Note that vcswatch doesn't actually scan upstream repositories, just Debian packaging repositories.


I don't disagree - I'm not suggesting anywhere that this be used to directly upload to unstable. There's definitely a class of users who would like the balance between freshness and quality to be closer to freshness for some packages.

There's a big warning on https://janitor.debian.net/fresh about the packages not having had human review, and the last paragraph of the blog post mentions this as well.

That said, I do believe strongly that we can let automation take care of more of the (boring bits) of the packaging process even for unstable, and leave the interesting bits that automation can't help with to the humans.


The process is indeed complex, but there are efforts to standardize on a single simple way to do packaging.

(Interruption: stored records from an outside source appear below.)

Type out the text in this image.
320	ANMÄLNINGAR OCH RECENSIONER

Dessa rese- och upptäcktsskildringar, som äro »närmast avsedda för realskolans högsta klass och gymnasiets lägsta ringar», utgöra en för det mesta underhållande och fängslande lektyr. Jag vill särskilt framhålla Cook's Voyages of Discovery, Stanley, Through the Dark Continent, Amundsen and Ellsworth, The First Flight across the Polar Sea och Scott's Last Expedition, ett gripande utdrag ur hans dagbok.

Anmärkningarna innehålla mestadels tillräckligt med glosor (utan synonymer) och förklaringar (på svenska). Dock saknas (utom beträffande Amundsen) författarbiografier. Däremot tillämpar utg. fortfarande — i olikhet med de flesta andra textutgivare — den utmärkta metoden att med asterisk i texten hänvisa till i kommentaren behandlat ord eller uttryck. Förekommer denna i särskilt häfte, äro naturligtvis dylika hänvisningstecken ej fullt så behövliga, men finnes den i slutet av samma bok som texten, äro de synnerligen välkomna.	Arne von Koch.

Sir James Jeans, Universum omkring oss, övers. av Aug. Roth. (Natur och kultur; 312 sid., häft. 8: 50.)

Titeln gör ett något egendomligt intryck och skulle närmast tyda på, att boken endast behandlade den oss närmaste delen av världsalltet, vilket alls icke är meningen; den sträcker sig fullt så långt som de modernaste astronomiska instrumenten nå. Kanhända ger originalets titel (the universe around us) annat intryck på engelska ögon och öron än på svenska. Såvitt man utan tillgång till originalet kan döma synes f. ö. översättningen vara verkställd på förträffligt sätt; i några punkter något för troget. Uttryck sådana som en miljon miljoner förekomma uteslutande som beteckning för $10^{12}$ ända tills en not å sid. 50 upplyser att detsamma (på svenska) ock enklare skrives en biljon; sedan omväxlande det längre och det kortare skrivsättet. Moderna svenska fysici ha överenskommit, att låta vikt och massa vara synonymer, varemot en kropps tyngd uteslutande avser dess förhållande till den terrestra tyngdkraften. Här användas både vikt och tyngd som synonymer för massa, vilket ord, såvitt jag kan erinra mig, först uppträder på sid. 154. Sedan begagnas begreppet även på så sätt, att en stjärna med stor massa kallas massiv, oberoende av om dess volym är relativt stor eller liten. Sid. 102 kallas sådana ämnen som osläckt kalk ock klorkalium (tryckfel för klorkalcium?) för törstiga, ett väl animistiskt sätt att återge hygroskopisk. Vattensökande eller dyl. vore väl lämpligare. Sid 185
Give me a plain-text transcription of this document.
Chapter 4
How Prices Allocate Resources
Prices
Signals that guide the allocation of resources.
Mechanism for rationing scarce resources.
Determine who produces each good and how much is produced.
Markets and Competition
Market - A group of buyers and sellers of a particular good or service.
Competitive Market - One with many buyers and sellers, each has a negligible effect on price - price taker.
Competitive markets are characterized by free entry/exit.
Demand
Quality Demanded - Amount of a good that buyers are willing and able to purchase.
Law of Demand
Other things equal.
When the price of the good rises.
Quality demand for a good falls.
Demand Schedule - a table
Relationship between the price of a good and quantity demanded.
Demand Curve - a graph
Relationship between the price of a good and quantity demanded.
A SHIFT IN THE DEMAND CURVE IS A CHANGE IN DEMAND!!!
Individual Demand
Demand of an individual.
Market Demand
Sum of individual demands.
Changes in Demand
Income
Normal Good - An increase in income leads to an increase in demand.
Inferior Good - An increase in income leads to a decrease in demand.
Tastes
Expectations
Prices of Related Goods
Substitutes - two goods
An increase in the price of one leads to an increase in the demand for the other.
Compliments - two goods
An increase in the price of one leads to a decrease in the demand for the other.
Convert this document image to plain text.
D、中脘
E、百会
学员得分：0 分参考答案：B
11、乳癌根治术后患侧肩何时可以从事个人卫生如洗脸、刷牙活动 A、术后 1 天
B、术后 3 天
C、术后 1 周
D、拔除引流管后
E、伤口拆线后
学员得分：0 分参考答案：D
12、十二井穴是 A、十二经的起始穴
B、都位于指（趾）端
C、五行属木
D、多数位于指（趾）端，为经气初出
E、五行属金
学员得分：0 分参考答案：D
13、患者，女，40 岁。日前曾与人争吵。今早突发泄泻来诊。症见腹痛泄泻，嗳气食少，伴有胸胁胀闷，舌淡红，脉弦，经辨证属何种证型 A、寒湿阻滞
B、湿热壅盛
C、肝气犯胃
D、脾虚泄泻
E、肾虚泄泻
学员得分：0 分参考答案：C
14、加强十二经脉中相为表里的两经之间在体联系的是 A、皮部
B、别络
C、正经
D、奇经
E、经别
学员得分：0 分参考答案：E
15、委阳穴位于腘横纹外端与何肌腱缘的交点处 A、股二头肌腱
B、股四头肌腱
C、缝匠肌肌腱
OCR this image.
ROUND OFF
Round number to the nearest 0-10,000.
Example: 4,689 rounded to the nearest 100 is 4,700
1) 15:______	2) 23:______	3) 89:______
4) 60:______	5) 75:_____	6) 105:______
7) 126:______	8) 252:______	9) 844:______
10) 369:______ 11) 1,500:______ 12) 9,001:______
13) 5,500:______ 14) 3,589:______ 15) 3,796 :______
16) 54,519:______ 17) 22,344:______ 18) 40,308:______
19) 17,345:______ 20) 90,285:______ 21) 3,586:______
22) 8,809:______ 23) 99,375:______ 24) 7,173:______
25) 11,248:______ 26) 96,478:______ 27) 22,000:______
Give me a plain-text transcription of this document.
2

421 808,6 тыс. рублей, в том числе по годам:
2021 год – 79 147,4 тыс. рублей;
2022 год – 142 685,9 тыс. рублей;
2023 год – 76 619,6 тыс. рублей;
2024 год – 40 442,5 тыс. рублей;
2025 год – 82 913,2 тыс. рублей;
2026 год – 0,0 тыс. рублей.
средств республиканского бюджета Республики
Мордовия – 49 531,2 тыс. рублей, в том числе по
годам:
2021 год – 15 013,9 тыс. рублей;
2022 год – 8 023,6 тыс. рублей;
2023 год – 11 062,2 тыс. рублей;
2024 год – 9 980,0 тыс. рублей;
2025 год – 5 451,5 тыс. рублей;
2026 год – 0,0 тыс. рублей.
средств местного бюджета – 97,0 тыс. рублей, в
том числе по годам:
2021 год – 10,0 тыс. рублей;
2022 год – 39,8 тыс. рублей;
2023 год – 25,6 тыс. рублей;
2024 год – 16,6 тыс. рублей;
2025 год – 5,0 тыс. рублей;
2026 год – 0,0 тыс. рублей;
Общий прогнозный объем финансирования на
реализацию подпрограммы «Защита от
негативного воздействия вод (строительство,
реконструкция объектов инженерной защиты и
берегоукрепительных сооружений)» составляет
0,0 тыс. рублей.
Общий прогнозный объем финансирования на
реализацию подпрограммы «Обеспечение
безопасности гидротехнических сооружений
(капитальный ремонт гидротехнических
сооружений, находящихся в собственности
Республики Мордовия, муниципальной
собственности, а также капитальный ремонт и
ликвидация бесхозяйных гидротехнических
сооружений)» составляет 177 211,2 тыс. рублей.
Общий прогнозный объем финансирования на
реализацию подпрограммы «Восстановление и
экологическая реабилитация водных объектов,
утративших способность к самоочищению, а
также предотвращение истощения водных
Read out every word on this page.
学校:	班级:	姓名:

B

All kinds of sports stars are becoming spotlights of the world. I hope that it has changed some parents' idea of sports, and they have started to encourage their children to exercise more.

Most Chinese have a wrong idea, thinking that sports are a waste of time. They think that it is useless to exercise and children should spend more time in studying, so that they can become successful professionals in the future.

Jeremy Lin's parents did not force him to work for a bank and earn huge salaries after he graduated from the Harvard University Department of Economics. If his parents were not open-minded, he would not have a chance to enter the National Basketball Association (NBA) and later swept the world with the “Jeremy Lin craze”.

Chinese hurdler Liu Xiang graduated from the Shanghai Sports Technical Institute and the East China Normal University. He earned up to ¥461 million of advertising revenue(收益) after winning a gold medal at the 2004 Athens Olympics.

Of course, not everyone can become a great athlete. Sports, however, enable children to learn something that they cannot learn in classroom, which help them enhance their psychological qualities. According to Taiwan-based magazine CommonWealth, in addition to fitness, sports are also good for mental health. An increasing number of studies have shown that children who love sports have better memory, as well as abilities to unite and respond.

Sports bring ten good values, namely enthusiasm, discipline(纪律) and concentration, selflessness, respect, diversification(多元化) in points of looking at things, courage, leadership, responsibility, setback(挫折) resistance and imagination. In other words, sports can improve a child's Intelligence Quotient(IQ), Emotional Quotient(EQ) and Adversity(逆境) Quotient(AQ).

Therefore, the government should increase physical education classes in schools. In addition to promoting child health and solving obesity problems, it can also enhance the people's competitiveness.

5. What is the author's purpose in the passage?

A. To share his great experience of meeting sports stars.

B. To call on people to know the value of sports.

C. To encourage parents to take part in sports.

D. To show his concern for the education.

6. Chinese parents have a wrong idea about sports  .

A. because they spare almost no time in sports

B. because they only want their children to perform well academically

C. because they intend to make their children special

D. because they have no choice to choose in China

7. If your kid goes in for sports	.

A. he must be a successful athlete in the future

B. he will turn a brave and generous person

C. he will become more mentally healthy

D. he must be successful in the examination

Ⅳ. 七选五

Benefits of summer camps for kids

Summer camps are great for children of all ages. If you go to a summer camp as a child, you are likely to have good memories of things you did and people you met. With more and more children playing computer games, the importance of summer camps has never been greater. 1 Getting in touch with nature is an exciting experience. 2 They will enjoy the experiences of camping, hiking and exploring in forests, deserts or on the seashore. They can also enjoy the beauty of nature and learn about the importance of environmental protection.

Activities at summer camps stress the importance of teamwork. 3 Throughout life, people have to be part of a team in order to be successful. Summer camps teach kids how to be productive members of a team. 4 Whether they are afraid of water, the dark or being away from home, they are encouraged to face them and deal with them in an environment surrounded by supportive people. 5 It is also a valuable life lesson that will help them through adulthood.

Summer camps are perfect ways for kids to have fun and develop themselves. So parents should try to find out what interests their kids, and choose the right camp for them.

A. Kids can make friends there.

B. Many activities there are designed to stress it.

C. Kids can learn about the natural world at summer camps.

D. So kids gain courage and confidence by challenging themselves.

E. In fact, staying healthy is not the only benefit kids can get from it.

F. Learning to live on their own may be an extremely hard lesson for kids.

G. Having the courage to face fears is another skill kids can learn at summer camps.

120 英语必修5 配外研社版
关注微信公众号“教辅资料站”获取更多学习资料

Unfortunately with an archive of 30k source packages, that is a slow process.

A great resource is https://trends.debian.net/, which tracks some of the different ways of doing packaging, as well as the progress on convergence.

With the new style debhelper that we're converging on and a straightforward package, creating a new package should not have to involve a lot of typing - although it's still split across multiple files.


This is fixing issues in the packaging, not the upstream part of the package. I have plans to also have it fix issues in upstreams, but as you say - those will go into the upstream repositories.

It processes the main Debian archive, not PPAs. The bot makes changes to the Git repository with the packaging - developers would get a pull request with the changes after doing verification, and they can just click "Merge" on the GitLab UI. That seems pretty similar to what you're saying would happen in arch.